Confusingly, there's three islands in the Ile de Salut group, which collectively came to be known as "Devil's Island" – we were visiting the largest island, Ile Royale, while the forbidding island of Devil's Island itself is strictly off limits to visitors (it's impossible to land there because of the rocks, the dangerous currents and the frequently heavy seas).

For 101 years from 1852 to 1953, 70,000 French convicts were sent to these remote islands off the coast of French Guiana, and out of them, 50,000 died due to disease, malnourishment, or mistreatment at the hands of an incredibly cruel regime.

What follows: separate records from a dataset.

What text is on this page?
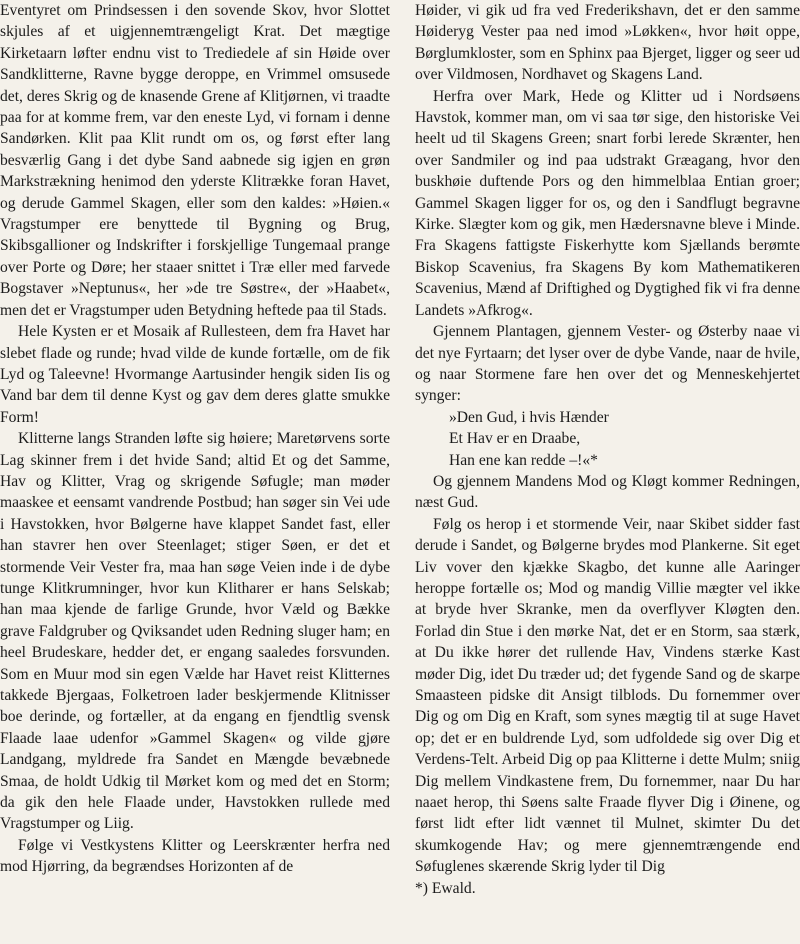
Eventyret om Prindsessen i den sovende Skov, hvor Slottet skjules af et uigjennemtrængeligt Krat. Det mægtige Kirketaarn løfter endnu vist to Trediedele af sin Høide over Sandklitterne, Ravne bygge deroppe, en Vrimmel omsusede det, deres Skrig og de knasende Grene af Klitjørnen, vi traadte paa for at komme frem, var den eneste Lyd, vi fornam i denne Sandørken. Klit paa Klit rundt om os, og først efter lang besværlig Gang i det dybe Sand aabnede sig igjen en grøn Markstrækning henimod den yderste Klitrække foran Havet, og derude Gammel Skagen, eller som den kaldes: »Høien.« Vragstumper ere benyttede til Bygning og Brug, Skibsgallioner og Indskrifter i forskjellige Tungemaal prange over Porte og Døre; her staaer snittet i Træ eller med farvede Bogstaver »Neptunus«, her »de tre Søstre«, der »Haabet«, men det er Vragstumper uden Betydning heftede paa til Stads.

Hele Kysten er et Mosaik af Rullesteen, dem fra Havet har slebet flade og runde; hvad vilde de kunde fortælle, om de fik Lyd og Taleevne! Hvormange Aartusinder hengik siden Iis og Vand bar dem til denne Kyst og gav dem deres glatte smukke Form!

Klitterne langs Stranden løfte sig høiere; Maretørvens sorte Lag skinner frem i det hvide Sand; altid Et og det Samme, Hav og Klitter, Vrag og skrigende Søfugle; man møder maaskee et eensamt vandrende Postbud; han søger sin Vei ude i Havstokken, hvor Bølgerne have klappet Sandet fast, eller han stavrer hen over Steenlaget; stiger Søen, er det et stormende Veir Vester fra, maa han søge Veien inde i de dybe tunge Klitkrumninger, hvor kun Klitharer er hans Selskab; han maa kjende de farlige Grunde, hvor Væld og Bække grave Faldgruber og Qviksandet uden Redning sluger ham; en heel Brudeskare, hedder det, er engang saaledes forsvunden. Som en Muur mod sin egen Vælde har Havet reist Klitternes takkede Bjergaas, Folketroen lader beskjermende Klitnisser boe derinde, og fortæller, at da engang en fjendtlig svensk Flaade laae udenfor »Gammel Skagen« og vilde gjøre Landgang, myldrede fra Sandet en Mængde bevæbnede Smaa, de holdt Udkig til Mørket kom og med det en Storm; da gik den hele Flaade under, Havstokken rullede med Vragstumper og Liig.

Følge vi Vestkystens Klitter og Leerskrænter herfra ned mod Hjørring, da begrændses Horizonten af de

Høider, vi gik ud fra ved Frederikshavn, det er den samme Høideryg Vester paa ned imod »Løkken«, hvor høit oppe, Børglumkloster, som en Sphinx paa Bjerget, ligger og seer ud over Vildmosen, Nordhavet og Skagens Land.

Herfra over Mark, Hede og Klitter ud i Nordsøens Havstok, kommer man, om vi saa tør sige, den historiske Vei heelt ud til Skagens Green; snart forbi lerede Skrænter, hen over Sandmiler og ind paa udstrakt Græagang, hvor den buskhøie duftende Pors og den himmelblaa Entian groer; Gammel Skagen ligger for os, og den i Sandflugt begravne Kirke. Slægter kom og gik, men Hædersnavne bleve i Minde. Fra Skagens fattigste Fiskerhytte kom Sjællands berømte Biskop Scavenius, fra Skagens By kom Mathematikeren Scavenius, Mænd af Driftighed og Dygtighed fik vi fra denne Landets »Afkrog«.

Gjennem Plantagen, gjennem Vester- og Østerby naae vi det nye Fyrtaarn; det lyser over de dybe Vande, naar de hvile, og naar Stormene fare hen over det og Menneskehjertet synger:

»Den Gud, i hvis Hænder
Et Hav er en Draabe,
Han ene kan redde –!«*

Og gjennem Mandens Mod og Kløgt kommer Redningen, næst Gud.

Følg os herop i et stormende Veir, naar Skibet sidder fast derude i Sandet, og Bølgerne brydes mod Plankerne. Sit eget Liv vover den kjække Skagbo, det kunne alle Aaringer heroppe fortælle os; Mod og mandig Villie mægter vel ikke at bryde hver Skranke, men da overflyver Kløgten den. Forlad din Stue i den mørke Nat, det er en Storm, saa stærk, at Du ikke hører det rullende Hav, Vindens stærke Kast møder Dig, idet Du træder ud; det fygende Sand og de skarpe Smaasteen pidske dit Ansigt tilblods. Du fornemmer over Dig og om Dig en Kraft, som synes mægtig til at suge Havet op; det er en buldrende Lyd, som udfoldede sig over Dig et Verdens-Telt. Arbeid Dig op paa Klitterne i dette Mulm; sniig Dig mellem Vindkastene frem, Du fornemmer, naar Du har naaet herop, thi Søens salte Fraade flyver Dig i Øinene, og først lidt efter lidt vænnet til Mulnet, skimter Du det skumkogende Hav; og mere gjennemtrængende end Søfuglenes skærende Skrig lyder til Dig

*) Ewald.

The islands are situated just above the equator, and so they're unbelievably hot and humid – one of the reasons why a prison sentence here was so feared. We were already sweating before we got off the tender, and as we climbed up into the centre of the island, the heat was oppressive. Apart from the debilitating heat, the thing that struck us most was just how beautiful the islands were – lush green tropical palms swaying in the hot winds, the floor littered with cocoanuts, the forests and paths inhabited by monkeys and the strange-looking agoutis (looking like a cross between a rat, a rabbit and a squirrel).

When faced with the almost idyllic views, it was hard to reconcile it with the suffering and misery of the poor prisoners banished here, in what was to be an almost certain death sentence. However, it got easier to get in touch with what we'd seen depicted in the film Papillon, when we made it to the solitary confinement cells – tiny, claustrophobic concrete cells with scarcely any light or air. When the heavy wooden door slammed shut behind me, it was a nerve-jangling moment.

The other thing that struck me, was just how recent it was that prisoners were sent here to this incredibly inhospitable environment, until the 1950s. When you think that modern prisoners can take the government to court if someone denies them access to their TVs or blackberries, then this place felt a million miles away.

It's a fascinating place to visit, but there was only so much sweating that you can do in one day, so the call of a shower and air-conditioning was becoming too hard to resist. So, instead of throwing myself off a cliff on a bag of cocoanuts like Steve McQueen in Papillon, I jumped onto the tender to get back to the world of 5 star luxury. Whether you were an escaping prisoner, or a pampered cruise passenger, it's always a relief to escape from the heat of Devil's Island.